Advantage of Using an El Mag Insurance Health Broker

Our tagline says it all; ‘Our plans are based on yours.’ El Mag Insurance is dedicated to helping our clients meet their specific insurance coverage needs.

We live in an uncertain world and insurance coverage must often be tailored to offer specific solutions for individual risks.

Maximized Savings

Asking pertinent questions that familiarize ourselves with your situation so we can continually assess both the ideal plan, but also the long term savings for you, the client.

Claim Assistance

Accidents occur everyday and having a health insurance broker be your advocate during the claims process is to a client’s benefit (both mentally and time constraint wise).

Risk Assessment

We will never rush you into a decision. Our work ethic dictates that we take as much care as we possibly can to match you with the ideal insurance policy for you and your loved ones.

Quality Coverage

The comprehensive pallet of private insurance plans offered provide a customized protection solution that caters to you and your family’s health, liability, or property coverage needs.

Personal Support

View this as a partnership between yourself and our agency; this client-focused approach has helped us gain thousands of satisfied and loyal clients all around the state of Florida.
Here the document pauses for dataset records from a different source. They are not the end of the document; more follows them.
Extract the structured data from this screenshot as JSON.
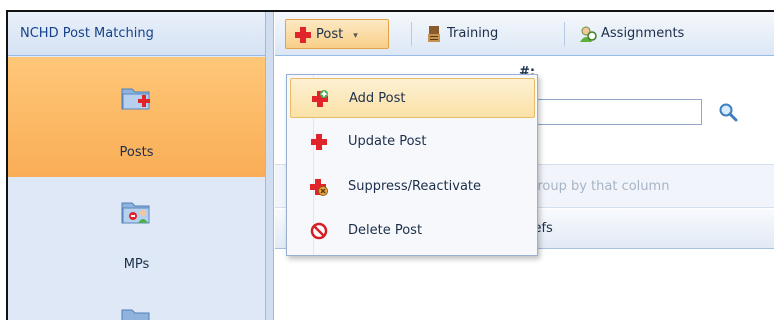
{
  "nav": {
    "title": "NCHD Post Matching",
    "items": [
      {
        "label": "Posts",
        "icon": "folder-add-icon",
        "active": true
      },
      {
        "label": "MPs",
        "icon": "folder-user-icon",
        "active": false
      },
      {
        "label": "",
        "icon": "folder-icon",
        "active": false
      }
    ]
  },
  "toolbar": {
    "post_label": "Post",
    "post_caret": "▾",
    "training_label": "Training",
    "assignments_label": "Assignments"
  },
  "search": {
    "post_number_label": "#:",
    "value": ""
  },
  "grid": {
    "group_hint": "o group by that column",
    "refs_header": "Refs"
  },
  "menu": {
    "items": [
      {
        "label": "Add Post",
        "icon": "add-post-icon",
        "highlighted": true
      },
      {
        "label": "Update Post",
        "icon": "update-post-icon",
        "highlighted": false
      },
      {
        "label": "Suppress/Reactivate",
        "icon": "suppress-reactivate-icon",
        "highlighted": false
      },
      {
        "label": "Delete Post",
        "icon": "delete-post-icon",
        "highlighted": false
      }
    ]
  },
  "colors": {
    "accent_orange": "#f9ad56",
    "nav_bg": "#dfe8f6",
    "red_cross": "#e0242a"
  }
}
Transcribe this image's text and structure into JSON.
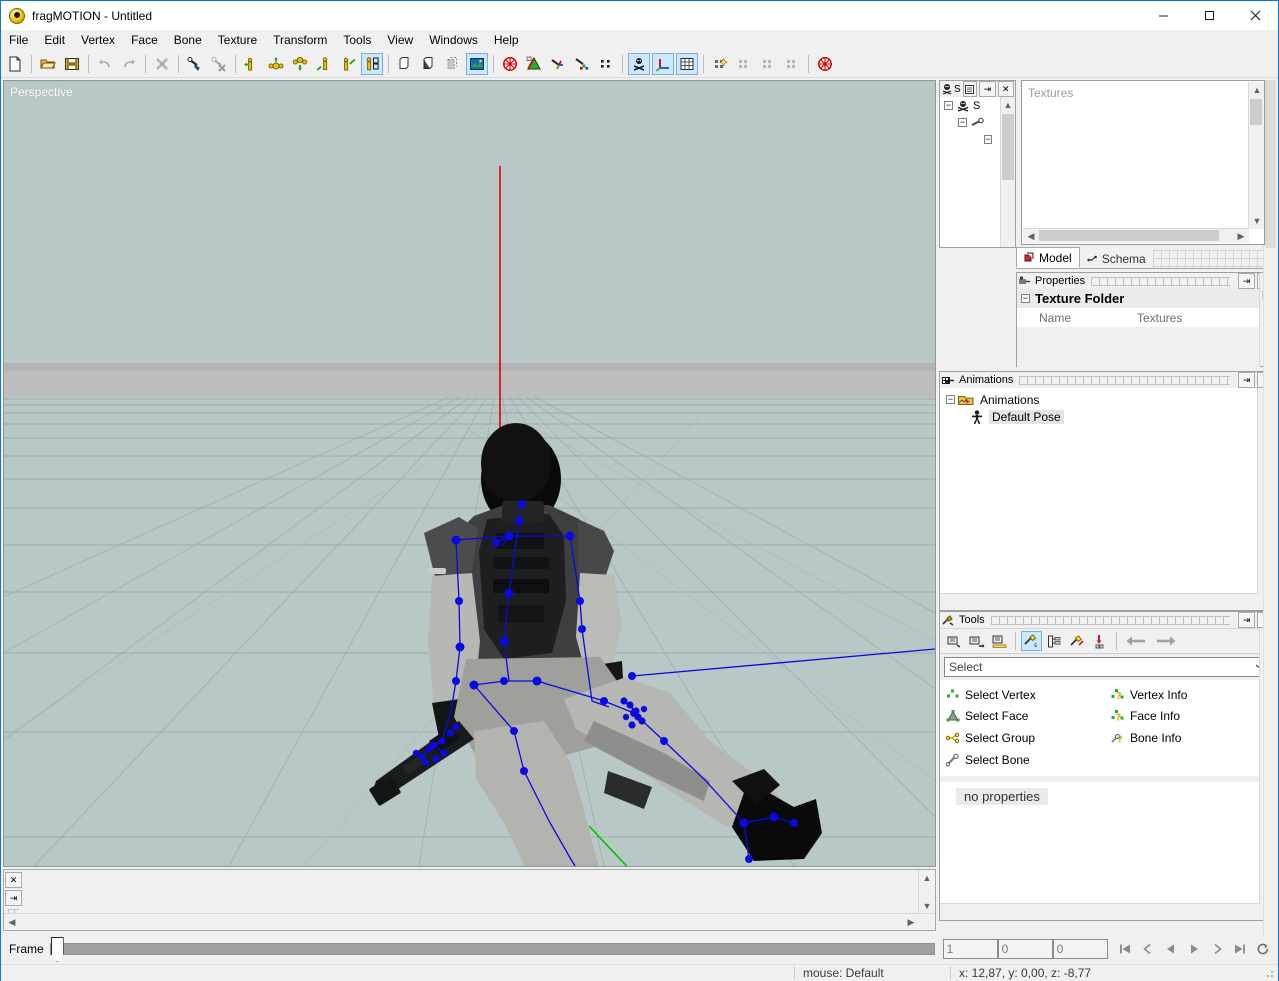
{
  "window": {
    "title": "fragMOTION - Untitled",
    "app_icon": "fragmotion-logo-icon",
    "minimize_label": "–",
    "maximize_label": "□",
    "close_label": "✕"
  },
  "menubar": {
    "items": [
      {
        "label": "File"
      },
      {
        "label": "Edit"
      },
      {
        "label": "Vertex"
      },
      {
        "label": "Face"
      },
      {
        "label": "Bone"
      },
      {
        "label": "Texture"
      },
      {
        "label": "Transform"
      },
      {
        "label": "Tools"
      },
      {
        "label": "View"
      },
      {
        "label": "Windows"
      },
      {
        "label": "Help"
      }
    ]
  },
  "toolbar": {
    "buttons": [
      {
        "name": "new-file-icon",
        "group": 0,
        "active": false
      },
      {
        "name": "open-file-icon",
        "group": 1,
        "active": false
      },
      {
        "name": "save-file-icon",
        "group": 1,
        "active": false
      },
      {
        "name": "undo-icon",
        "group": 2,
        "active": false
      },
      {
        "name": "redo-icon",
        "group": 2,
        "active": false
      },
      {
        "name": "delete-icon",
        "group": 3,
        "active": false
      },
      {
        "name": "select-bone-icon",
        "group": 4,
        "active": false
      },
      {
        "name": "deselect-bone-icon",
        "group": 4,
        "active": false
      },
      {
        "name": "move-figure-left-icon",
        "group": 5,
        "active": false
      },
      {
        "name": "rotate-figure-icon",
        "group": 5,
        "active": false
      },
      {
        "name": "scale-figure-icon",
        "group": 5,
        "active": false
      },
      {
        "name": "figure-origin-icon",
        "group": 5,
        "active": false
      },
      {
        "name": "figure-direction-icon",
        "group": 5,
        "active": false
      },
      {
        "name": "figure-frames-icon",
        "group": 5,
        "active": true
      },
      {
        "name": "copy-icon",
        "group": 6,
        "active": false
      },
      {
        "name": "paste-icon",
        "group": 6,
        "active": false
      },
      {
        "name": "duplicate-icon",
        "group": 6,
        "active": false
      },
      {
        "name": "texture-view-icon",
        "group": 6,
        "active": true
      },
      {
        "name": "wireframe-icon",
        "group": 7,
        "active": false
      },
      {
        "name": "flat-shaded-icon",
        "group": 7,
        "active": false
      },
      {
        "name": "smooth-shaded-icon",
        "group": 7,
        "active": false
      },
      {
        "name": "textured-icon",
        "group": 7,
        "active": false
      },
      {
        "name": "vertices-icon",
        "group": 7,
        "active": false
      },
      {
        "name": "show-skeleton-icon",
        "group": 8,
        "active": true
      },
      {
        "name": "show-axis-icon",
        "group": 8,
        "active": true
      },
      {
        "name": "show-grid-icon",
        "group": 8,
        "active": true
      },
      {
        "name": "mesh-tool-1-icon",
        "group": 9,
        "active": false
      },
      {
        "name": "mesh-tool-2-icon",
        "group": 9,
        "active": false
      },
      {
        "name": "mesh-tool-3-icon",
        "group": 9,
        "active": false
      },
      {
        "name": "mesh-tool-4-icon",
        "group": 9,
        "active": false
      },
      {
        "name": "render-wheel-icon",
        "group": 10,
        "active": false
      }
    ]
  },
  "viewport": {
    "label": "Perspective",
    "background_color": "#b8c8c6",
    "ground_color": "#bcbcbc",
    "skeleton_color": "#0000ff",
    "axis_x_color": "#00b000",
    "axis_y_color": "#ff0000",
    "axis_z_color": "#0000ff"
  },
  "model_panel": {
    "title": "",
    "toolbar_icons": [
      "model-tree-icon",
      "schema-icon",
      "list-icon"
    ],
    "pin_label": "⇥",
    "close_label": "✕",
    "tree": [
      {
        "label": "S",
        "icon": "skeleton-root-icon",
        "indent": 0,
        "expanded": true
      },
      {
        "label": "",
        "icon": "bone-icon",
        "indent": 1,
        "expanded": true
      },
      {
        "label": "",
        "icon": "child-node-icon",
        "indent": 2,
        "expanded": true
      }
    ],
    "tabs": [
      {
        "label": "Model",
        "icon": "model-tab-icon",
        "active": true
      },
      {
        "label": "Schema",
        "icon": "schema-tab-icon",
        "active": false
      }
    ]
  },
  "textures_window": {
    "placeholder": "Textures"
  },
  "properties_panel": {
    "title": "Properties",
    "icon": "properties-icon",
    "pin_label": "⇥",
    "close_label": "✕",
    "group_label": "Texture Folder",
    "rows": [
      {
        "name": "Name",
        "value": "Textures"
      }
    ]
  },
  "animations_panel": {
    "title": "Animations",
    "icon": "animations-icon",
    "pin_label": "⇥",
    "close_label": "✕",
    "tree": [
      {
        "label": "Animations",
        "icon": "animations-folder-icon",
        "indent": 0,
        "expanded": true,
        "selected": false
      },
      {
        "label": "Default Pose",
        "icon": "pose-figure-icon",
        "indent": 1,
        "expanded": false,
        "selected": true
      }
    ]
  },
  "tools_panel": {
    "title": "Tools",
    "icon": "tools-icon",
    "pin_label": "⇥",
    "close_label": "✕",
    "toolbar": [
      {
        "name": "tool-group-1-icon",
        "active": false
      },
      {
        "name": "tool-group-2-icon",
        "active": false
      },
      {
        "name": "tool-group-measure-icon",
        "active": false
      },
      {
        "name": "tool-select-icon",
        "active": true
      },
      {
        "name": "tool-hierarchy-icon",
        "active": false
      },
      {
        "name": "tool-modify-icon",
        "active": false
      },
      {
        "name": "tool-insert-icon",
        "active": false
      },
      {
        "name": "nav-back-icon",
        "active": false
      },
      {
        "name": "nav-forward-icon",
        "active": false
      }
    ],
    "selected_category": "Select",
    "items": [
      {
        "label": "Select Vertex",
        "icon": "select-vertex-icon"
      },
      {
        "label": "Vertex Info",
        "icon": "vertex-info-icon"
      },
      {
        "label": "Select Face",
        "icon": "select-face-icon"
      },
      {
        "label": "Face Info",
        "icon": "face-info-icon"
      },
      {
        "label": "Select Group",
        "icon": "select-group-icon"
      },
      {
        "label": "Bone Info",
        "icon": "bone-info-icon"
      },
      {
        "label": "Select Bone",
        "icon": "select-bone-tool-icon"
      }
    ],
    "properties_text": "no properties"
  },
  "bottom_panel": {
    "close_label": "✕",
    "pin_label": "⇥"
  },
  "framebar": {
    "label": "Frame",
    "slider_value": 0,
    "fields": [
      {
        "name": "frame-current",
        "value": "1"
      },
      {
        "name": "frame-start",
        "value": "0"
      },
      {
        "name": "frame-end",
        "value": "0"
      }
    ],
    "transport": [
      {
        "name": "go-to-start-button",
        "glyph": "⏮"
      },
      {
        "name": "previous-keyframe-button",
        "glyph": "‹"
      },
      {
        "name": "step-back-button",
        "glyph": "◀"
      },
      {
        "name": "play-button",
        "glyph": "▶"
      },
      {
        "name": "step-forward-button",
        "glyph": "›"
      },
      {
        "name": "go-to-end-button",
        "glyph": "⏭"
      },
      {
        "name": "loop-button",
        "glyph": "↻"
      }
    ]
  },
  "statusbar": {
    "mouse": "mouse: Default",
    "coordinates": "x: 12,87, y: 0,00, z: -8,77"
  }
}
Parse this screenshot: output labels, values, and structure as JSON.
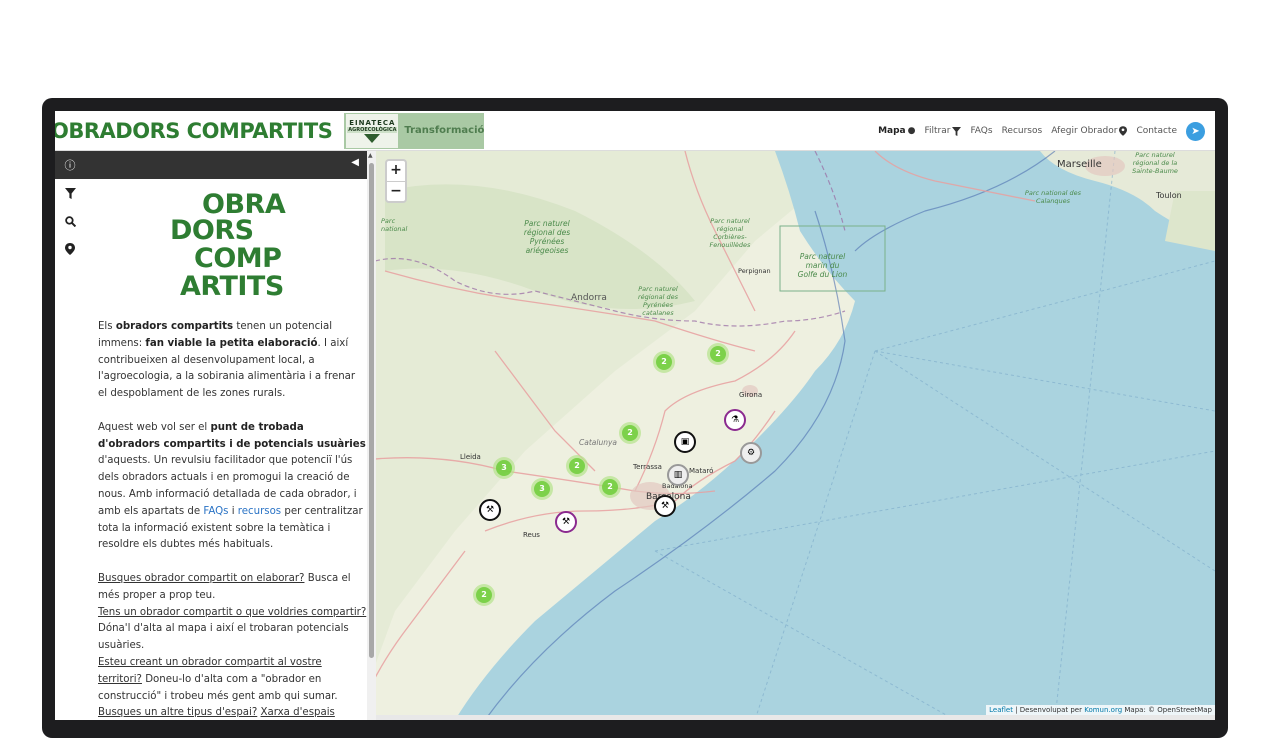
{
  "header": {
    "brand": "OBRADORS COMPARTITS",
    "partner_logo_line1": "EINATECA",
    "partner_logo_line2": "AGROECOLÒGICA",
    "partner_text": "Transformació",
    "nav": {
      "mapa": "Mapa",
      "filtrar": "Filtrar",
      "faqs": "FAQs",
      "recursos": "Recursos",
      "afegir": "Afegir Obrador",
      "contacte": "Contacte"
    }
  },
  "icons": {
    "info": "info-icon",
    "filter": "filter-icon",
    "search": "search-icon",
    "marker": "map-marker-icon",
    "telegram": "telegram-icon",
    "collapse": "chevron-left-icon"
  },
  "sidebar": {
    "logo_lines": [
      "OBRA",
      "DORS",
      "COMP",
      "ARTITS"
    ],
    "p1": {
      "a": "Els ",
      "b": "obradors compartits",
      "c": " tenen un potencial immens: ",
      "d": "fan viable la petita elaboració",
      "e": ". I així contribueixen al desenvolupament local, a l'agroecologia, a la sobirania alimentària i a frenar el despoblament de les zones rurals."
    },
    "p2": {
      "a": "Aquest web vol ser el ",
      "b": "punt de trobada d'obradors compartits i de potencials usuàries",
      "c": " d'aquests. Un revulsiu facilitador que potenciï l'ús dels obradors actuals i en promogui la creació de nous. Amb informació detallada de cada obrador, i amb els apartats de ",
      "link1": "FAQs",
      "d": " i ",
      "link2": "recursos",
      "e": " per centralitzar tota la informació existent sobre la temàtica i resoldre els dubtes més habituals."
    },
    "q1": "Busques obrador compartit on elaborar?",
    "q1_rest": " Busca el més proper a prop teu.",
    "q2": "Tens un obrador compartit o que voldries compartir?",
    "q2_rest": " Dóna'l d'alta al mapa i així el trobaran potencials usuàries.",
    "q3": "Esteu creant un obrador compartit al vostre territori?",
    "q3_rest": " Doneu-lo d'alta com a \"obrador en construcció\" i trobeu més gent amb qui sumar.",
    "q4": "Busques un altre tipus d'espai?",
    "q4_link": "Xarxa d'espais"
  },
  "map": {
    "zoom_in": "+",
    "zoom_out": "−",
    "clusters": [
      "2",
      "2",
      "2",
      "3",
      "2",
      "3",
      "2",
      "2"
    ],
    "labels": {
      "marseille": "Marseille",
      "toulon": "Toulon",
      "andorra": "Andorra",
      "girona": "Girona",
      "lleida": "Lleida",
      "terrassa": "Terrassa",
      "mataro": "Mataró",
      "badalona": "Badalona",
      "barcelona": "Barcelona",
      "reus": "Reus",
      "perpignan": "Perpignan",
      "catalunya": "Catalunya",
      "pyrenees": "Parc naturel régional des Pyrénées ariégeoises",
      "corbieres": "Parc naturel régional Corbières-Fenouillèdes",
      "catalanes": "Parc naturel régional des Pyrénées catalanes",
      "golfe": "Parc naturel marin du Golfe du Lion",
      "calanques": "Parc national des Calanques",
      "national": "Parc national",
      "sainte_baume": "Parc naturel régional de la Sainte-Baume"
    },
    "attribution": {
      "leaflet": "Leaflet",
      "dev": " | Desenvolupat per ",
      "komun": "Komun.org",
      "osm": " Mapa: © OpenStreetMap"
    }
  }
}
The years of experience that our health insurance brokers possess allows us to be knowledgeable about an insurance company’s individual strengths and weaknesses.

Contact one of our independent insurance agents today to set up a medicare advantage consultation.


Company overview

El Mag Insurance is a family-owned (think of My Big Fat Greek Wedding) independent insurance agency that serves the awesome residents of The Sunshine State, specifically the counties of: Broward, Duval, Marion, Monroe, Miami-Dade, Orange, and Palm Beach counties.

Reading or talking about insurance in general can be both tedious and confusing (we know) for many individuals.

Continuous improvement is a large part of our agency’s philosophy, and implementing a more streamlined and less tiresome way to engage with both prospects and clients has been one of our goals since our founding in 2015.